Croydon Health Services NHS Trust has gone with SynApps Solutions to provide a vendor neutral archive to store data, beginning with X-ray images.

The deal comes five months after the trust renewed its core picture archiving and communication system contract with Sectra.

According to SynApps, the VNA content management system will build on Sectra’s PACS, enabling the trust to share content more effectively across different departments and giving clinicians easier access to radiology data.

The new system replaces Croydon Health Services’ PACS approach implemented under the National Programme for IT.

The trust’s chief clinical information officer, Tony Newman-Sanders, explained that the trust was keen to use the opportunity of re-procuring its PACS in order to “do it all better second time around”.

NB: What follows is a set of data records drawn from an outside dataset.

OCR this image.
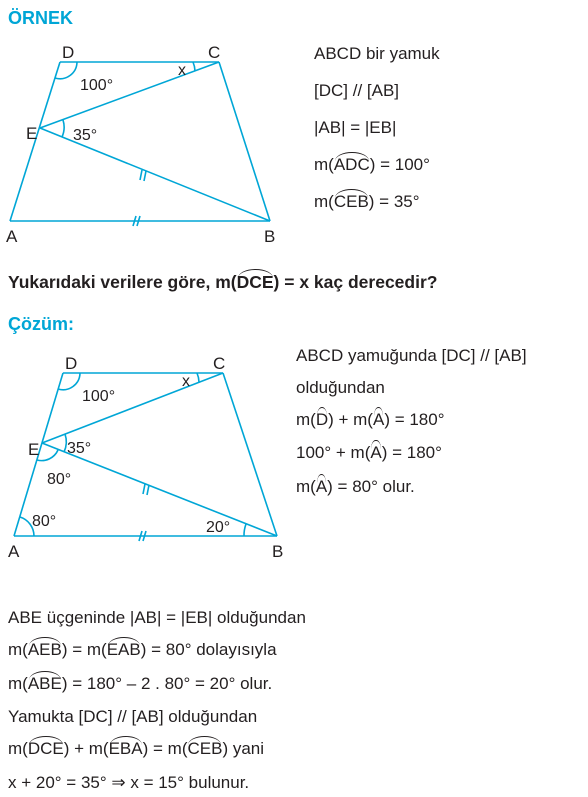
ÖRNEK
D	C
E
A	B
100°
x
35°
ABCD bir yamuk
[DC] // [AB]
|AB| = |EB|
m(ADC) = 100°
m(CEB) = 35°
Yukarıdaki verilere göre, m(DCE) = x kaç derecedir?
Çözüm:
D	C
E
A	B
100°
x
35°
80°
80°	20°
ABCD yamuğunda [DC] // [AB]
olduğundan
m(D) + m(A) = 180°
100° + m(A) = 180°
m(A) = 80° olur.
ABE üçgeninde |AB| = |EB| olduğundan
m(AEB) = m(EAB) = 80° dolayısıyla
m(ABE) = 180° – 2 . 80° = 20° olur.
Yamukta [DC] // [AB] olduğundan
m(DCE) + m(EBA) = m(CEB) yani
x + 20° = 35° ⇒ x = 15° bulunur.
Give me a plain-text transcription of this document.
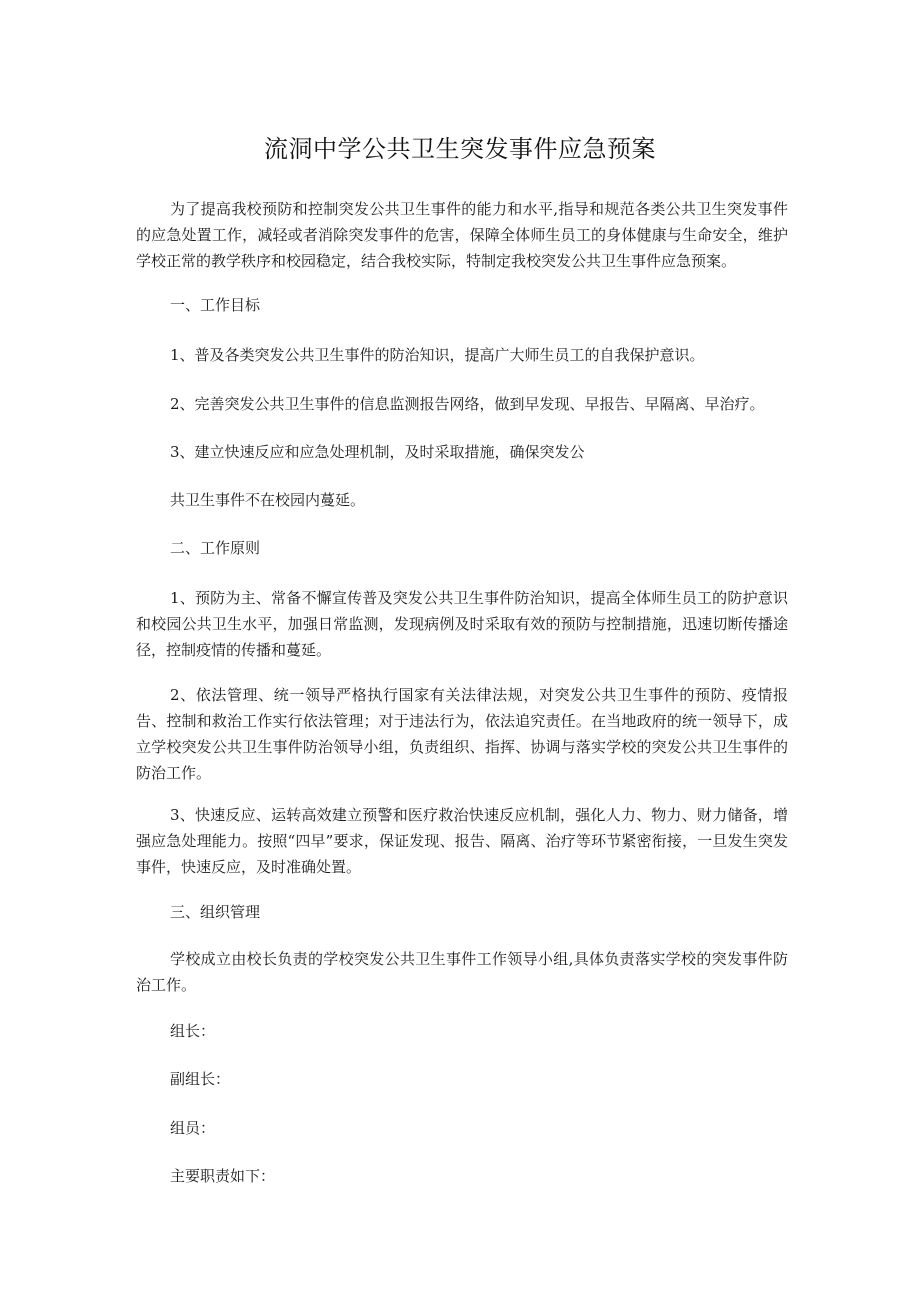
流洞中学公共卫生突发事件应急预案

为了提高我校预防和控制突发公共卫生事件的能力和水平,指导和规范各类公共卫生突发事件的应急处置工作，减轻或者消除突发事件的危害，保障全体师生员工的身体健康与生命安全，维护学校正常的教学秩序和校园稳定，结合我校实际，特制定我校突发公共卫生事件应急预案。

一、工作目标

1、普及各类突发公共卫生事件的防治知识，提高广大师生员工的自我保护意识。

2、完善突发公共卫生事件的信息监测报告网络，做到早发现、早报告、早隔离、早治疗。

3、建立快速反应和应急处理机制，及时采取措施，确保突发公

共卫生事件不在校园内蔓延。

二、工作原则

1、预防为主、常备不懈宣传普及突发公共卫生事件防治知识，提高全体师生员工的防护意识和校园公共卫生水平，加强日常监测，发现病例及时采取有效的预防与控制措施，迅速切断传播途径，控制疫情的传播和蔓延。

2、依法管理、统一领导严格执行国家有关法律法规，对突发公共卫生事件的预防、疫情报告、控制和救治工作实行依法管理；对于违法行为，依法追究责任。在当地政府的统一领导下，成立学校突发公共卫生事件防治领导小组，负责组织、指挥、协调与落实学校的突发公共卫生事件的防治工作。

3、快速反应、运转高效建立预警和医疗救治快速反应机制，强化人力、物力、财力储备，增强应急处理能力。按照“四早”要求，保证发现、报告、隔离、治疗等环节紧密衔接，一旦发生突发事件，快速反应，及时准确处置。

三、组织管理

学校成立由校长负责的学校突发公共卫生事件工作领导小组,具体负责落实学校的突发事件防治工作。

组长：

副组长：

组员：

主要职责如下：
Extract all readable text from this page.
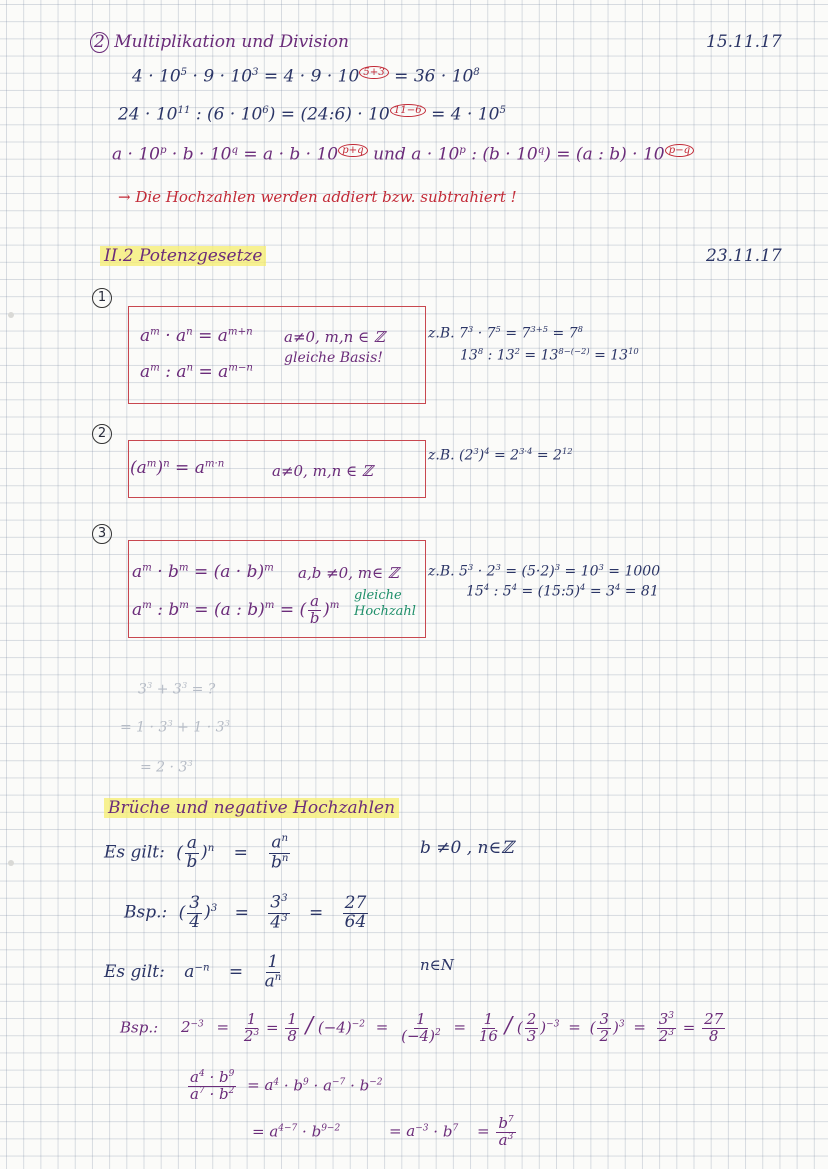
15.11.17
23.11.17
2 Multiplikation und Division
$4 \cdot 10^5 \cdot 9 \cdot 10^3 = 4 \cdot 9 \cdot 10$ $^{5+3} = 36 \cdot 10^8$
$24 \cdot 10^{11}$ : $(6 \cdot 10^6)$ = (24:6) · 10 $^{11-6} = 4 \cdot 10^5$
$a \cdot 10^p \cdot b \cdot 10^q = a \cdot b \cdot 10$ $^{p+q}$ und $a \cdot 10^p$ : $(b \cdot 10^q) = (a$ : b) · 10 $^{p-q}$
→ Die Hochzahlen werden addiert bzw. subtrahiert !
II.2 Potenzgesetze
1
$a^m \cdot a^n = a^{m+n}$
$a^m$ : $a^n = a^{m-n}$
a≠0, m,n ∈ ℤ
gleiche Basis!
z.B. $7^3 \cdot 7^5 = 7^{3+5} = 7^8$
$13^8$ : $13^2 = 13^{8-(-2)} = 13^{10}$
2
$(a^m)^n = a^{m\cdot n}$	a≠0, m,n ∈ ℤ
z.B. $(2^3)^4 = 2^{3\cdot 4} = 2^{12}$
3
$a^m \cdot b^m = (a \cdot b)^m$
$a^m$ : $b^m = (a$ : b)$^m$ = ( $\frac{a}{b} )^m$
a,b ≠0, m∈ ℤ
gleiche
Hochzahl
z.B. $5^3 \cdot 2^3 = (5\cdot 2)^3 = 10^3 = 1000$
$15^4$ : $5^4$ = (15:5)$^4$ = $3^4 = 81$
$3^3 + 3^3$ = ?
= $1 \cdot 3^3 + 1 \cdot 3^3$
= $2 \cdot 3^3$
Brüche und negative Hochzahlen
Es gilt: ( $\frac{a}{b} )^n = \frac{a^n}{b^n}$	b ≠0 , n∈ℤ
Bsp.: ( $\frac{3}{4} )^3 = \frac{3^3}{4^3} = \frac{27}{64}$
Es gilt: $a^{-n} = \frac{1}{a^n}$	n∈N
Bsp.: $2^{-3} = \frac{1}{2^3} = \frac{1}{8} / (-4)^{-2} = \frac{1}{(-4)^2} = \frac{1}{16}$ / ( $\frac{2}{3} )^{-3}$ = ( $\frac{3}{2} )^3 = \frac{3^3}{2^3} = \frac{27}{8}$
$\frac{a^4 \cdot b^9}{a^7 \cdot b^2} = a^4 \cdot b^9 \cdot a^{-7} \cdot b^{-2}$
= $a^{4-7} \cdot b^{9-2}$	= $a^{-3} \cdot b^7 = \frac{b^7}{a^3}$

Speaking to Digital Health News, Newman-Sanders said that one of the key factors in going with a VNA was the trust “wanted to get data in a standard format”.

“It was a no-brainer really,” he said, saying that NPfIT had failed to deliver on a lot of things it had hoped for. “For individual organisations this isn’t really a re-procurement, it’s more a first procurement.”

Newman-Sanders added that the trust decision to go with SynApps' VNA was influenced by the decision of nearby Kingston Hospital NHS Foundation Trust to go with the system in December 2013.

“We thought it would be easier for all south west London trusts to be on the same platform. But we were also very impressed with way SynApps responded and their technical engagement.”

Storing data in a non-proprietary format will also benefit another key area of importance for Croydon Health Services – the ability to share patient images with other healthcare providers. This was not possible under its previous system.

Newman-Sanders said the VNA makes use of Sectra PACS to integrate with Croydon Health Services’ electronic patient record Cerner Millennium, which the trust installed in October 2013 and has since expanded.

“The pathology system is completely integrated. Staff just need to click on a cloud viewer button in the EPR to access the PACS.”

Newman-Sanders added that the trust stuck with Sectra as its PACS in order to “keep things simple”.

“Our customers for PACS are internal, and they were happy with Sectra. This deal offered maximum continuity.”

The VNA will begin to store both archive and new X-ray images in June 2015, with future plans to host other imaging files, including cardiology, obstetric ultrasound, videos of arthroscopies from theatre, endoscopy and medical photography.

Croydon Health Services also has plans for the VNA to host other forms of data, including structured and unstructured medical documents.

Newman-Sanders said the plan is to store data of “anything that would otherwise be sitting a folder in a desk”.

He also said he expects the use of a VNA to change the behaviour of doctors, such as choosing to shoot longer video loops during surgery as there will not be limited by space.

The announcement at Croydon Health Services comes one month after Northampton General Hospital NHS Trust said it had bought SynApps Solutions’ VNA to replace a contract it had with Accenture to store images in a central data store.

SynApps’ VNA is also in place at other trusts including The Royal Liverpool and Broadgreen University Hospitals NHS Foundation Trust, and is being implemented at Kingston Hospital.